Endoseq ancestry analyses explore the relationship of Local ancestry inference with two outcomes observed in endometrial cancer (i.e. Somatic mutations counts and histopathological characteristics). Local ancestry was performed using RFMIX ver 2 with four super population groups as references. The analyses performed were:
-
Comparing Genome-wide average rate of somatic mutations across diplotypes in each individual:
The script Fig3C_Comparing_Genome-wide_Average_of_Sommuts_Across_Diplotypes.R determine (i) the total lenght for each diplotype (i.e. Eur/Eur, Afr/Afr, and Eur/Afr), (ii) the number of somatic mutations per diplotype per individual, and using both results will determine the genome-wide rate of somatic mutations per diplotype. After determine the average, the script will estimate the pairwise differences among diplotypes per individual and will plot the distribution of these differences.

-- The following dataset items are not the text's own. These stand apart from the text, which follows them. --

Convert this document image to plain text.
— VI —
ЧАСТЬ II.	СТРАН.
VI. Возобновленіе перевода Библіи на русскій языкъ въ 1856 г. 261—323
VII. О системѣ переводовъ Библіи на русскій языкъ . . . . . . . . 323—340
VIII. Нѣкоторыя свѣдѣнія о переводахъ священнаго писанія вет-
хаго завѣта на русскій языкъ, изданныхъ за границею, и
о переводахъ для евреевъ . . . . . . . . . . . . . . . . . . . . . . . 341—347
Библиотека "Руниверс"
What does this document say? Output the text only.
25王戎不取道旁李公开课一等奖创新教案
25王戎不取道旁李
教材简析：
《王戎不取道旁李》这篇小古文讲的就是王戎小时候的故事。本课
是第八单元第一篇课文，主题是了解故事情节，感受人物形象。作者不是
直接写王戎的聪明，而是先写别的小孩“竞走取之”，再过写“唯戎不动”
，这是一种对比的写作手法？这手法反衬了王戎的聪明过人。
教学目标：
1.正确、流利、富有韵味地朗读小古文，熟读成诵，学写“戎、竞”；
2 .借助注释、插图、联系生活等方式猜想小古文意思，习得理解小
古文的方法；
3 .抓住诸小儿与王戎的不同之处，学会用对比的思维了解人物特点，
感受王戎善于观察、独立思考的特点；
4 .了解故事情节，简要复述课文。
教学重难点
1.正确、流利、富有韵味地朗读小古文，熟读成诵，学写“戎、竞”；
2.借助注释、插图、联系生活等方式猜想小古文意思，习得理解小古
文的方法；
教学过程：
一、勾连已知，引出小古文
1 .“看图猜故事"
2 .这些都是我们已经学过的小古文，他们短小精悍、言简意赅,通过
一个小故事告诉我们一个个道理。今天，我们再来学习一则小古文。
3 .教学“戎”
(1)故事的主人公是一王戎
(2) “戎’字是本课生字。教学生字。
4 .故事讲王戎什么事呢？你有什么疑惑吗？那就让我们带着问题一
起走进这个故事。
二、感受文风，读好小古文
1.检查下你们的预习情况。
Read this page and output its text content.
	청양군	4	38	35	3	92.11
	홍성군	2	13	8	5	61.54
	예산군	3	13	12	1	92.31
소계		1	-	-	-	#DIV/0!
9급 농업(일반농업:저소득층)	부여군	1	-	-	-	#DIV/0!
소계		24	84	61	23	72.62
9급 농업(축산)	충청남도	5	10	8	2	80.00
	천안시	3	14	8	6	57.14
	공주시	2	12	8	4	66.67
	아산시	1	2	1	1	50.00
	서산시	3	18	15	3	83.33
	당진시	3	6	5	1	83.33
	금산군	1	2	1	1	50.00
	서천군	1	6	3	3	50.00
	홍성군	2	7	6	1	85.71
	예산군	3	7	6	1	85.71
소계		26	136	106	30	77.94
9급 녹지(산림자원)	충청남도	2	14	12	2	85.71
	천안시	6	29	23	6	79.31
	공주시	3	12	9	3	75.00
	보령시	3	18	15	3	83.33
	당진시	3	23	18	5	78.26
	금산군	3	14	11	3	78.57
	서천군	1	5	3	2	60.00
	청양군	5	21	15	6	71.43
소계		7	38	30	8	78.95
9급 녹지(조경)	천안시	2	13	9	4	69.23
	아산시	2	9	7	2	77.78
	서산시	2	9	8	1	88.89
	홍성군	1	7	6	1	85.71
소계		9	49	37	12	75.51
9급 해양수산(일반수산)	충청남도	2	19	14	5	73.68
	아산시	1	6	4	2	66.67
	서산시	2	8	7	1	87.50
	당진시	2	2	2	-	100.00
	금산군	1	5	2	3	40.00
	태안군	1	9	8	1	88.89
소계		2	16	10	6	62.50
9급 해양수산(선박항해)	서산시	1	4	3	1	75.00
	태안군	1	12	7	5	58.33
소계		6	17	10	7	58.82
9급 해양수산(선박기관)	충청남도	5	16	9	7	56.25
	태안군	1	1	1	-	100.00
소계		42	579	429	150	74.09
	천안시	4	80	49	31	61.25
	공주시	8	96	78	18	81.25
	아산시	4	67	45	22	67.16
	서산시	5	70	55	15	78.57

We determine if the difference is significantly away from zero as an indication that one average is greater than other averages. -
Firth Regression to explore the relationship of local ancestry with total mutation burden (TMB) and histopathological outcomes:
The script AdmixtureMapping_FirthRegression_HistopathologicalOutcomes.R generates a table of haplotype counts per locus for each individual from the local ancestry data (0,1, and 2 African counts in an specific loci). With this information coupled with clinical data (e.g. Age of Diagnosis, histopathological type, etc) and principal components, this script will run a Firth regression and a manhattan plot with significant values annotated. -
Rare variant accumulation and its relationship with the histopathological outcome:
Germline variants were annotated using SnpEff and filtered based on its functional characteristics (missense and nonsense) using SnpSift. Rare variant analysis was perfomed using the script SKAT_rare_variant_analysis_Endoseq.R with the SKAT packages and then filtered for genes that were included in the genomic region with the most significant signal of the First regressions.